Desde el pesimismo
Dicen que fue Aristóteles quien recomendaba que una urbe no sobrepasase los cien mil habitantes para que sus ciudadanos no fueran del todo infelices. Siglos más tarde, esta sugerencia se confirma en el escenario de Nueva York, en la película Taxi driver: “En cada esquina hay un individuo que sueña con ser alguien. Un hombre solo, abandonado por todos, que trata desesperadamente de demostrar que existe”.
Esta reflexión podría aplicarse hoy a cualquiera de nuestras ciudades, a cualquiera de nosotros. Somos personas solas, extraviadas en un mundo de zombis (nunca encerró tanta verdad el término muerto viviente), amargados, anónimos y hedonistas. Víctimas del utilitarismo económico, deshumanizados, controlados por un estado paternalista que nos mantiene bajo sospecha, angustiados y explotados.
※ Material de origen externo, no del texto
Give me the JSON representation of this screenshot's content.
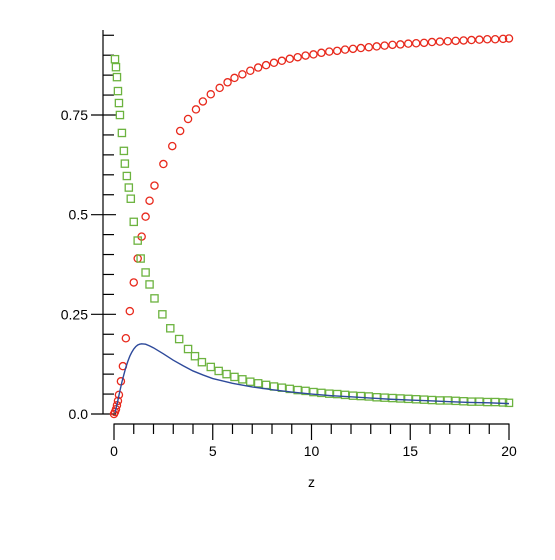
{
  "chart_data": {
    "type": "scatter",
    "xlabel": "z",
    "ylabel": "",
    "xlim": [
      0,
      20
    ],
    "ylim": [
      0,
      0.95
    ],
    "x_ticks": [
      0,
      5,
      10,
      15,
      20
    ],
    "x_tick_labels": [
      "0",
      "5",
      "10",
      "15",
      "20"
    ],
    "y_ticks": [
      0,
      0.25,
      0.5,
      0.75
    ],
    "y_tick_labels": [
      "0.0",
      "0.25",
      "0.5",
      "0.75"
    ],
    "x_minor_step": 1,
    "y_minor_step": 0.05,
    "grid": false,
    "legend": "none",
    "series": [
      {
        "marker": "circle-open",
        "color": "#e8291c",
        "points": [
          [
            0.0,
            0.0
          ],
          [
            0.05,
            0.005
          ],
          [
            0.1,
            0.012
          ],
          [
            0.15,
            0.022
          ],
          [
            0.2,
            0.033
          ],
          [
            0.25,
            0.048
          ],
          [
            0.35,
            0.082
          ],
          [
            0.45,
            0.12
          ],
          [
            0.6,
            0.19
          ],
          [
            0.8,
            0.258
          ],
          [
            1.0,
            0.33
          ],
          [
            1.2,
            0.39
          ],
          [
            1.4,
            0.445
          ],
          [
            1.6,
            0.495
          ],
          [
            1.8,
            0.535
          ],
          [
            2.05,
            0.573
          ],
          [
            2.5,
            0.627
          ],
          [
            2.95,
            0.672
          ],
          [
            3.35,
            0.71
          ],
          [
            3.75,
            0.74
          ],
          [
            4.15,
            0.764
          ],
          [
            4.5,
            0.784
          ],
          [
            4.9,
            0.802
          ],
          [
            5.35,
            0.818
          ],
          [
            5.75,
            0.832
          ],
          [
            6.1,
            0.843
          ],
          [
            6.5,
            0.852
          ],
          [
            6.9,
            0.861
          ],
          [
            7.3,
            0.869
          ],
          [
            7.7,
            0.875
          ],
          [
            8.1,
            0.881
          ],
          [
            8.5,
            0.886
          ],
          [
            8.9,
            0.891
          ],
          [
            9.3,
            0.895
          ],
          [
            9.7,
            0.899
          ],
          [
            10.1,
            0.902
          ],
          [
            10.5,
            0.906
          ],
          [
            10.9,
            0.909
          ],
          [
            11.3,
            0.911
          ],
          [
            11.7,
            0.914
          ],
          [
            12.1,
            0.916
          ],
          [
            12.5,
            0.918
          ],
          [
            12.9,
            0.92
          ],
          [
            13.3,
            0.922
          ],
          [
            13.7,
            0.924
          ],
          [
            14.1,
            0.926
          ],
          [
            14.5,
            0.927
          ],
          [
            14.9,
            0.929
          ],
          [
            15.3,
            0.93
          ],
          [
            15.7,
            0.931
          ],
          [
            16.1,
            0.933
          ],
          [
            16.5,
            0.934
          ],
          [
            16.9,
            0.935
          ],
          [
            17.3,
            0.936
          ],
          [
            17.7,
            0.937
          ],
          [
            18.1,
            0.938
          ],
          [
            18.5,
            0.939
          ],
          [
            18.9,
            0.94
          ],
          [
            19.3,
            0.94
          ],
          [
            19.7,
            0.941
          ],
          [
            20.0,
            0.942
          ]
        ]
      },
      {
        "marker": "square-open",
        "color": "#6cb33f",
        "points": [
          [
            0.05,
            0.89
          ],
          [
            0.1,
            0.87
          ],
          [
            0.15,
            0.845
          ],
          [
            0.2,
            0.81
          ],
          [
            0.25,
            0.78
          ],
          [
            0.3,
            0.75
          ],
          [
            0.4,
            0.705
          ],
          [
            0.5,
            0.66
          ],
          [
            0.55,
            0.628
          ],
          [
            0.65,
            0.597
          ],
          [
            0.75,
            0.568
          ],
          [
            0.85,
            0.54
          ],
          [
            1.0,
            0.482
          ],
          [
            1.2,
            0.435
          ],
          [
            1.35,
            0.39
          ],
          [
            1.6,
            0.355
          ],
          [
            1.8,
            0.325
          ],
          [
            2.05,
            0.29
          ],
          [
            2.45,
            0.25
          ],
          [
            2.85,
            0.215
          ],
          [
            3.3,
            0.188
          ],
          [
            3.75,
            0.163
          ],
          [
            4.1,
            0.145
          ],
          [
            4.45,
            0.13
          ],
          [
            4.9,
            0.118
          ],
          [
            5.3,
            0.108
          ],
          [
            5.7,
            0.1
          ],
          [
            6.1,
            0.093
          ],
          [
            6.5,
            0.087
          ],
          [
            6.9,
            0.081
          ],
          [
            7.3,
            0.077
          ],
          [
            7.7,
            0.073
          ],
          [
            8.1,
            0.069
          ],
          [
            8.5,
            0.066
          ],
          [
            8.9,
            0.063
          ],
          [
            9.3,
            0.06
          ],
          [
            9.7,
            0.058
          ],
          [
            10.1,
            0.055
          ],
          [
            10.5,
            0.053
          ],
          [
            10.9,
            0.051
          ],
          [
            11.3,
            0.05
          ],
          [
            11.7,
            0.048
          ],
          [
            12.1,
            0.046
          ],
          [
            12.5,
            0.045
          ],
          [
            12.9,
            0.044
          ],
          [
            13.3,
            0.042
          ],
          [
            13.7,
            0.041
          ],
          [
            14.1,
            0.04
          ],
          [
            14.5,
            0.039
          ],
          [
            14.9,
            0.038
          ],
          [
            15.3,
            0.037
          ],
          [
            15.7,
            0.036
          ],
          [
            16.1,
            0.035
          ],
          [
            16.5,
            0.034
          ],
          [
            16.9,
            0.034
          ],
          [
            17.3,
            0.033
          ],
          [
            17.7,
            0.032
          ],
          [
            18.1,
            0.031
          ],
          [
            18.5,
            0.031
          ],
          [
            18.9,
            0.03
          ],
          [
            19.3,
            0.03
          ],
          [
            19.7,
            0.029
          ],
          [
            20.0,
            0.028
          ]
        ]
      },
      {
        "marker": "line",
        "color": "#2e4a9b",
        "points": [
          [
            0.05,
            0.004
          ],
          [
            0.1,
            0.013
          ],
          [
            0.2,
            0.035
          ],
          [
            0.3,
            0.058
          ],
          [
            0.4,
            0.08
          ],
          [
            0.5,
            0.099
          ],
          [
            0.6,
            0.117
          ],
          [
            0.7,
            0.132
          ],
          [
            0.8,
            0.145
          ],
          [
            0.9,
            0.155
          ],
          [
            1.0,
            0.163
          ],
          [
            1.1,
            0.169
          ],
          [
            1.2,
            0.173
          ],
          [
            1.3,
            0.175
          ],
          [
            1.4,
            0.176
          ],
          [
            1.6,
            0.175
          ],
          [
            1.8,
            0.171
          ],
          [
            2.0,
            0.166
          ],
          [
            2.5,
            0.151
          ],
          [
            3.0,
            0.135
          ],
          [
            3.5,
            0.121
          ],
          [
            4.0,
            0.108
          ],
          [
            4.5,
            0.098
          ],
          [
            5.0,
            0.089
          ],
          [
            6.0,
            0.077
          ],
          [
            7.0,
            0.068
          ],
          [
            8.0,
            0.061
          ],
          [
            9.0,
            0.055
          ],
          [
            10.0,
            0.05
          ],
          [
            11.0,
            0.046
          ],
          [
            12.0,
            0.043
          ],
          [
            13.0,
            0.04
          ],
          [
            14.0,
            0.037
          ],
          [
            15.0,
            0.035
          ],
          [
            16.0,
            0.033
          ],
          [
            17.0,
            0.031
          ],
          [
            18.0,
            0.029
          ],
          [
            19.0,
            0.028
          ],
          [
            20.0,
            0.026
          ]
        ]
      }
    ]
  }
}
Estos son los rasgos que describen someramente al hombre occidental. Pretendemos darle sentido a la vida absurda que llevamos, imponerle o fingirle un propósito. Nos adueñamos de cualquier esperanza que nos salve. Inventamos remedios que conjuren a la muerte. Nos aplicamos en tareas que no merecen la pena. Hozamos en nuestra intimidad sin llegar a saber cómo somos. Lo intentamos todo para no acabar en el diván de un psicoanalista. Nos agrada asistir gratis al espectáculo de los demás. Habitamos un estercolero y nos empeñamos en decorarlo con brillantes luces de colores. Competimos en la libertad con los demás desconcertados, porque la libertad es un peso difícil de llevar. Buscamos la verdad en nosotros mismos, en magias y trampantojos. Comemos de la olla podrida de la envidia. Llenamos las horas vacías con entretenimientos ridículos a fin de evitar el vértigo del vacío. Tenemos en común que, tarde o temprano, todos ingresamos en la secta de los infelices y que esta vida tan corta se nos hace demasiado larga.
La Iglesia católica proclama que fuera de ella no hay salvación. Me temo que en la herejía tampoco.